In his second radio spot, Lillehaug talks about the need to reduce the influence of big business and special interest groups in politics, and about the need for health care reform.

Lillehaug's campaign manager Sean Gagen says the five-minute ads were designed to set his candidate apart from the wide field of DFLers hoping to take on Rod Grams. "We want to break away from the 30-second sound bites," Gagen says. "We want to have a kind of conversation with voters and five minutes is a good period of time folks folks to get our points on a subject."

Until recently, attorney Mike Ciresihad been the only candidate broadcasting commercials.

"They are a little bit heavier on substance and a little less slick in terms of trying to frame the candidate as an attractive character."

- Clay Steinman
Macalester College Communications Studies Department Chair Clay Steinman says with his five minute spots, Lillehaug gets beyond the simple rhetoric common to most campaign ads.

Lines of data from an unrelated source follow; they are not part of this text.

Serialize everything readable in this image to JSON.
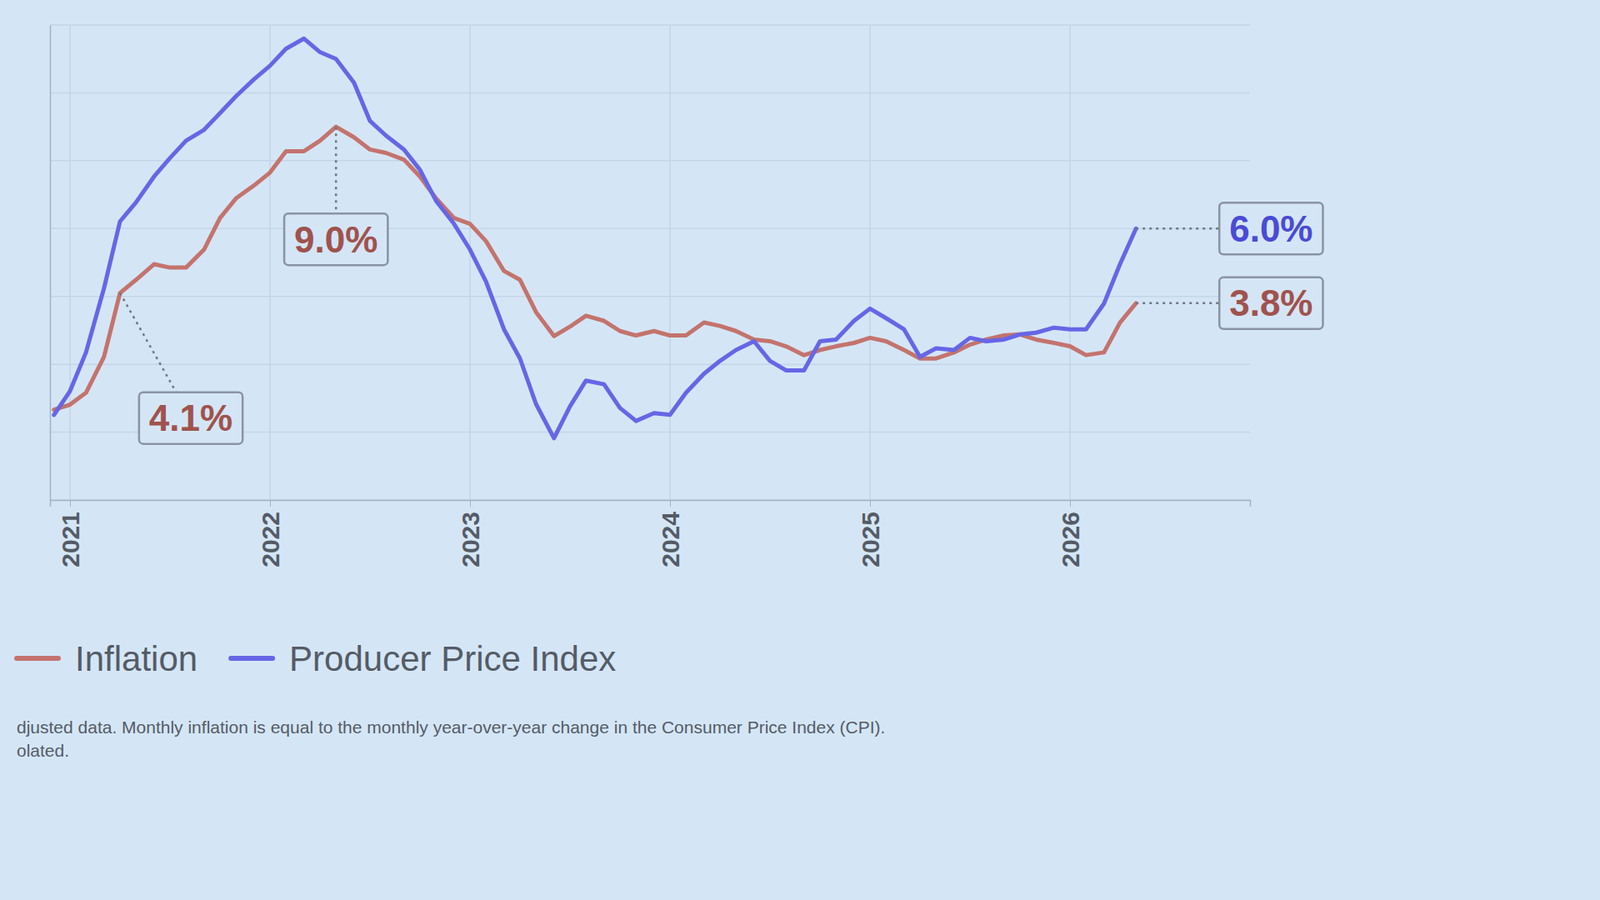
{
  "chart_data": {
    "type": "line",
    "x": [
      2020.92,
      2021.0,
      2021.08,
      2021.17,
      2021.25,
      2021.33,
      2021.42,
      2021.5,
      2021.58,
      2021.67,
      2021.75,
      2021.83,
      2021.92,
      2022.0,
      2022.08,
      2022.17,
      2022.25,
      2022.33,
      2022.42,
      2022.5,
      2022.58,
      2022.67,
      2022.75,
      2022.83,
      2022.92,
      2023.0,
      2023.08,
      2023.17,
      2023.25,
      2023.33,
      2023.42,
      2023.5,
      2023.58,
      2023.67,
      2023.75,
      2023.83,
      2023.92,
      2024.0,
      2024.08,
      2024.17,
      2024.25,
      2024.33,
      2024.42,
      2024.5,
      2024.58,
      2024.67,
      2024.75,
      2024.83,
      2024.92,
      2025.0,
      2025.08,
      2025.17,
      2025.25,
      2025.33,
      2025.42,
      2025.5,
      2025.58,
      2025.67,
      2025.75,
      2025.83,
      2025.92,
      2026.0,
      2026.08,
      2026.17,
      2026.25,
      2026.33
    ],
    "series": [
      {
        "name": "Inflation",
        "color": "#c4736d",
        "values": [
          0.66,
          0.81,
          1.16,
          2.22,
          4.1,
          4.49,
          4.95,
          4.85,
          4.85,
          5.38,
          6.31,
          6.89,
          7.27,
          7.65,
          8.28,
          8.28,
          8.59,
          9.0,
          8.69,
          8.33,
          8.23,
          8.03,
          7.53,
          6.89,
          6.31,
          6.14,
          5.63,
          4.75,
          4.49,
          3.54,
          2.83,
          3.11,
          3.43,
          3.28,
          2.98,
          2.85,
          2.98,
          2.85,
          2.85,
          3.23,
          3.13,
          2.98,
          2.73,
          2.68,
          2.53,
          2.27,
          2.42,
          2.53,
          2.63,
          2.78,
          2.68,
          2.42,
          2.17,
          2.17,
          2.35,
          2.58,
          2.73,
          2.85,
          2.88,
          2.73,
          2.63,
          2.53,
          2.27,
          2.35,
          3.23,
          3.8
        ]
      },
      {
        "name": "Producer Price Index",
        "color": "#6666e6",
        "values": [
          0.51,
          1.21,
          2.35,
          4.24,
          6.21,
          6.77,
          7.53,
          8.08,
          8.59,
          8.91,
          9.4,
          9.9,
          10.4,
          10.8,
          11.3,
          11.6,
          11.2,
          11.0,
          10.3,
          9.17,
          8.74,
          8.33,
          7.73,
          6.82,
          6.14,
          5.38,
          4.44,
          3.03,
          2.17,
          0.83,
          -0.18,
          0.76,
          1.52,
          1.41,
          0.71,
          0.33,
          0.56,
          0.51,
          1.16,
          1.72,
          2.1,
          2.42,
          2.68,
          2.1,
          1.82,
          1.82,
          2.68,
          2.73,
          3.28,
          3.64,
          3.36,
          3.03,
          2.22,
          2.47,
          2.42,
          2.78,
          2.68,
          2.73,
          2.88,
          2.93,
          3.08,
          3.03,
          3.03,
          3.79,
          4.95,
          6.0
        ]
      }
    ],
    "xlim": [
      2020.9,
      2026.9
    ],
    "xticks": [
      2021,
      2022,
      2023,
      2024,
      2025,
      2026
    ],
    "ylim": [
      -2,
      12
    ],
    "yticks": [
      -2,
      0,
      2,
      4,
      6,
      8,
      10,
      12
    ],
    "tick_labels": "x",
    "grid": true,
    "legend": "bottom",
    "annotations": [
      {
        "x": 2021.25,
        "y": 4.1,
        "label": "4.1%",
        "color": "#a0524d"
      },
      {
        "x": 2022.33,
        "y": 9.0,
        "label": "9.0%",
        "color": "#a0524d"
      },
      {
        "x": 2026.33,
        "y": 6.0,
        "label": "6.0%",
        "color": "#4a4ad6"
      },
      {
        "x": 2026.33,
        "y": 3.8,
        "label": "3.8%",
        "color": "#a0524d"
      }
    ],
    "footnote": [
      "djusted data. Monthly inflation is equal to the monthly year-over-year change in the Consumer Price Index (CPI).",
      "olated."
    ]
  }
}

"If we compare these ads to the Ciresi ads we've seen, they are a little bit heavier on substance and a little less slick in terms of trying to frame the candidate as an attractive character," says Steinman. "It really is much more about how Lillehaug feels about the issues."

And Steinman says he thinks voters would learn a lot more about candidates and be in a better position to decide political contests if more political advertising took the form of Lillehaug's five-minute spots. "It's definitely something new. If all the ads on radio and on TV would be five minutes and have the candidate talking to voters I think we would be a lot better off. It would be a lot easier to make rational decisions about who we want to vote for."

Lillehaug's campaign says it's planning additional long-form radio commercials - advertisements it's also featuring on the candidates Web site.